Chicago
21 Oct 2002, 23:27 UTC

China's President Jiang Zemin is stopping in Chicago Tuesday on his way to meet with President Bush in Texas. Human rights [practitioners] are making sure China's poor human rights record is on the summit's agenda.

Hundreds of practitioners of the Falun Gong spiritual movement from several countries assembled on a plaza in downtown Chicago Monday.

Falun Gong practitioners march toward Chinese Consulate in Chicago 21 October 2002
VOA photo - M. Leland

Most sat silently surrounded by banners calling on the Chinese government to stop persecuting practitioners like Shenli Lin, who now lives in Canada.

Jin Yu Li (left) and Shenli Lin
VOA photo - M. Leland

With his wife Jin Yu Li translating, he talked about being put in a Chinese labor camp for two years after police caught him performing Falun Gong's yoga-like exercises in public.
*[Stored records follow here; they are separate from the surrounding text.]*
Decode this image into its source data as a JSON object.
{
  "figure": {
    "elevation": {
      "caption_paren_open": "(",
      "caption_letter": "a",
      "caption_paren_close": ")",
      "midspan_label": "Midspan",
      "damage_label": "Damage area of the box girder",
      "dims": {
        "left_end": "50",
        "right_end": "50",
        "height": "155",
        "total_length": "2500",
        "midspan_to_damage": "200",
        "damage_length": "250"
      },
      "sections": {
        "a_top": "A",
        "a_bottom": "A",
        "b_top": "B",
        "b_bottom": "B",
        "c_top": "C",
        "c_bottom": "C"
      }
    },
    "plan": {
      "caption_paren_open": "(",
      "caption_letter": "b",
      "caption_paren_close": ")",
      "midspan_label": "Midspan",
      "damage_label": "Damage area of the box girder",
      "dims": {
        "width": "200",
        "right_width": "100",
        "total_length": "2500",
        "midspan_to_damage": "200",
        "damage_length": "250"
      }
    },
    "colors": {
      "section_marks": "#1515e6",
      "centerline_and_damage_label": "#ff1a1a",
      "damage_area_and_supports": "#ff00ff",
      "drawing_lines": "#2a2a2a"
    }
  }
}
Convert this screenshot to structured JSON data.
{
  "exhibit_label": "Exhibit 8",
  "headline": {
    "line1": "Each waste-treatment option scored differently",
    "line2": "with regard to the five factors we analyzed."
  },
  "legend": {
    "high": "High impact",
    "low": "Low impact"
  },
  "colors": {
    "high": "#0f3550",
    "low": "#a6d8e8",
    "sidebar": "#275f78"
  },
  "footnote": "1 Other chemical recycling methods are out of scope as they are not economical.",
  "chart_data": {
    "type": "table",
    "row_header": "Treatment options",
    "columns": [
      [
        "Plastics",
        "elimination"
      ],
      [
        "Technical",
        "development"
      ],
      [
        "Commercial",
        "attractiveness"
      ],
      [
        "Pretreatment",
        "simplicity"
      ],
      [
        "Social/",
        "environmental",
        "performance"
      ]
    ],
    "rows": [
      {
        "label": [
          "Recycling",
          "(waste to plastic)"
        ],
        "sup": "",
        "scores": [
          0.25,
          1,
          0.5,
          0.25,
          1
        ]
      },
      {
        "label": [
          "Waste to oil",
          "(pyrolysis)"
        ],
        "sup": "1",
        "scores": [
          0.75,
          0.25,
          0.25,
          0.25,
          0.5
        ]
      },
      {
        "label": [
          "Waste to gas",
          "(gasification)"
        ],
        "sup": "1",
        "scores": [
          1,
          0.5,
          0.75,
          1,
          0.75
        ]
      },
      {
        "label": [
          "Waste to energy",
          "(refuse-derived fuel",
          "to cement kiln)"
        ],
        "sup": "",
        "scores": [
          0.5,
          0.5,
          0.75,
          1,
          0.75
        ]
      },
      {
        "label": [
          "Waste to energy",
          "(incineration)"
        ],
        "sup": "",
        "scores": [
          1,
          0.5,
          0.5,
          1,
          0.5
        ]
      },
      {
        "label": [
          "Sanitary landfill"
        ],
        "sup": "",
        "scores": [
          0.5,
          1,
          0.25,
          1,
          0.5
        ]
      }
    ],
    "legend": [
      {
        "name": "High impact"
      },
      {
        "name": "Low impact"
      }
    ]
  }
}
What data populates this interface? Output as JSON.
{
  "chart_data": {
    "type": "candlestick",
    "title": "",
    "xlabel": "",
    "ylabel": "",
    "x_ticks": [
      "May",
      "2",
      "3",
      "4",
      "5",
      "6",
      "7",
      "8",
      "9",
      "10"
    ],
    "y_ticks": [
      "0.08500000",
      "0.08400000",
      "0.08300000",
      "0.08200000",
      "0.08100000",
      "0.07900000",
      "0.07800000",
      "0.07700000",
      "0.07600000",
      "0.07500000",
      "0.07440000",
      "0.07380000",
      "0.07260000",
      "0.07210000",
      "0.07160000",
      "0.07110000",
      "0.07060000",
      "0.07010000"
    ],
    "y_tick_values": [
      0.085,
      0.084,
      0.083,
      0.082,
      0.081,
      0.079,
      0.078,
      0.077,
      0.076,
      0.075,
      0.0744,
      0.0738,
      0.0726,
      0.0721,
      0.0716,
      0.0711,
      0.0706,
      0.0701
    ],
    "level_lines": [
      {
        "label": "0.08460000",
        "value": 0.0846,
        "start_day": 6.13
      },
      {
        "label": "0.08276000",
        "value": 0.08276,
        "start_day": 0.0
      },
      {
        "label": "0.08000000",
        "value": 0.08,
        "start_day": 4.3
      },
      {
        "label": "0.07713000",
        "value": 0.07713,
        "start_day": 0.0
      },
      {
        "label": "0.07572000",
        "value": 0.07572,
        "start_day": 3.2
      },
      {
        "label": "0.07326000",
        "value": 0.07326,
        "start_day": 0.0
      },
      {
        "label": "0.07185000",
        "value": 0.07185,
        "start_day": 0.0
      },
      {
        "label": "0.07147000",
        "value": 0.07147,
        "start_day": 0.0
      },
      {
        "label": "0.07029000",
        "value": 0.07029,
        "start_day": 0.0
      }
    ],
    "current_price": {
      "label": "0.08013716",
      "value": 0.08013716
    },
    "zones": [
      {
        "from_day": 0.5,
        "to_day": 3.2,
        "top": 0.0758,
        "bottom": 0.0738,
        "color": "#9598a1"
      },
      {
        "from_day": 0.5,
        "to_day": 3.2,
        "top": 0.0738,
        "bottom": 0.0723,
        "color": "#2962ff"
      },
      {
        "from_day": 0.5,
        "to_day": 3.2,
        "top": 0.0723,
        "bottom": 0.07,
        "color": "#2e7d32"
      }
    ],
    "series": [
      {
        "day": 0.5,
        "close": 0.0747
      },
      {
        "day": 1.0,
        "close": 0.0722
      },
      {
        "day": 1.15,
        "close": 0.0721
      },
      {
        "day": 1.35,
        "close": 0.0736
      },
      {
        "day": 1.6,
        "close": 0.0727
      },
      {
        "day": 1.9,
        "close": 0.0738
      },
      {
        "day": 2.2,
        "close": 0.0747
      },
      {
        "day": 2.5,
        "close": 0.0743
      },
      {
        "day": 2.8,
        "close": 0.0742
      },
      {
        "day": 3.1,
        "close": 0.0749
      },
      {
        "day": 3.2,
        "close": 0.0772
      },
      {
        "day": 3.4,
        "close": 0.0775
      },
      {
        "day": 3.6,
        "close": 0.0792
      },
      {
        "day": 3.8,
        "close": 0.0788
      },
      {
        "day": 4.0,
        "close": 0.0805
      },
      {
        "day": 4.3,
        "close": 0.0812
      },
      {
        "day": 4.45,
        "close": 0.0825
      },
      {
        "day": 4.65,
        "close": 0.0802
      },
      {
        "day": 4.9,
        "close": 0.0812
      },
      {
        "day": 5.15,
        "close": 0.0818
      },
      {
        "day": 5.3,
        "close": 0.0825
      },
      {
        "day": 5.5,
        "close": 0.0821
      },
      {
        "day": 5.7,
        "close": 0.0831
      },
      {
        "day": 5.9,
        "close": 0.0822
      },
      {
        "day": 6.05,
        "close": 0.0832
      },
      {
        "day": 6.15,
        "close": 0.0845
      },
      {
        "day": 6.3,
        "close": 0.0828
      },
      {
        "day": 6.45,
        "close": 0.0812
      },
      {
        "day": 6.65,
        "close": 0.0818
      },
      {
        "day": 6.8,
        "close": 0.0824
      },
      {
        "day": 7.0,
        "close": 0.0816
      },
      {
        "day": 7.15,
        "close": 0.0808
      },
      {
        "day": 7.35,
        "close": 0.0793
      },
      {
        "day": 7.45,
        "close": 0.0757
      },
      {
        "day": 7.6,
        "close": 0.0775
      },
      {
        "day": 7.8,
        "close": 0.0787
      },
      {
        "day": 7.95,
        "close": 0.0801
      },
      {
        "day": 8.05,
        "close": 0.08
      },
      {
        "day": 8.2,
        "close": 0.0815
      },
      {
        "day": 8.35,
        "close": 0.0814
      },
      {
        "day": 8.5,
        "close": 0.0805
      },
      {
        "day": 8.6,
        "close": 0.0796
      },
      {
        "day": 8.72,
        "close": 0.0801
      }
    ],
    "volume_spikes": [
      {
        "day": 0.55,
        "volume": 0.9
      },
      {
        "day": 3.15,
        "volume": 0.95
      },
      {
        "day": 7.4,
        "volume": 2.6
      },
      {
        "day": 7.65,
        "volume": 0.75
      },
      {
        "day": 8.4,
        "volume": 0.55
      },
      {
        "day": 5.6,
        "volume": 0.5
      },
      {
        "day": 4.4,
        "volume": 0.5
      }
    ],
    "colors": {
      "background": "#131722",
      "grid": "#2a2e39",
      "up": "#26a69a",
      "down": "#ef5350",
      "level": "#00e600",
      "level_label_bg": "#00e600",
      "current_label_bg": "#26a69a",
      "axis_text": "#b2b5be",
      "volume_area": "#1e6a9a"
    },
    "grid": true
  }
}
"The police, they wanted to force me to denounce Falun Gong, so they beat me," he said. "They [the government] used policemen to beat me. They forced me to do heavy labor work every day for more than 13 hours."

Zhi Zhen Dai shows photo of her husband
VOA photo - M. Leland

A few meters away, Zhi Zhen Dai of Australia showed reporters a photograph of her husband, a Falun Gong practitioner who died in prison last year, six months after his arrest in Beijing. "He handed a letter to the Chinese government appeal office, saying 'Our family benefits so much from practicing Falun Gong. Falun Dafa is good.' He was arrested by the police and put into jail, tortured and died last year," the [practitioner] said.

China's government has outlawed Falun Gong as an evil cult, and has detained thousands of its practitioners. Last week, China's state-controlled Legal Daily newspaper reported the government sentenced a Falun Gong practitioner to death, allegedly for strangling a daughter she believed was possessed by a demon.

Chicago Falun Gong representative Steven Gregory says practitioners are filing human rights charges with the International Criminal Court against China's President Jiang, as well as two other top government officials.

"He is someone who deserves to be taken to the International Criminal Court," Mr. Gregory said. "He is somebody we would speak of in the same words as [former Yugoslav President Slobodan] Milosevic or others."

Falun Gong practitioners also marched through downtown Chicago to the Chinese consulate Monday afternoon. They plan to protest silently outside the hotel where President Jiang will stay during his visit to Chicago. He will meet with President Bush in Texas on Friday.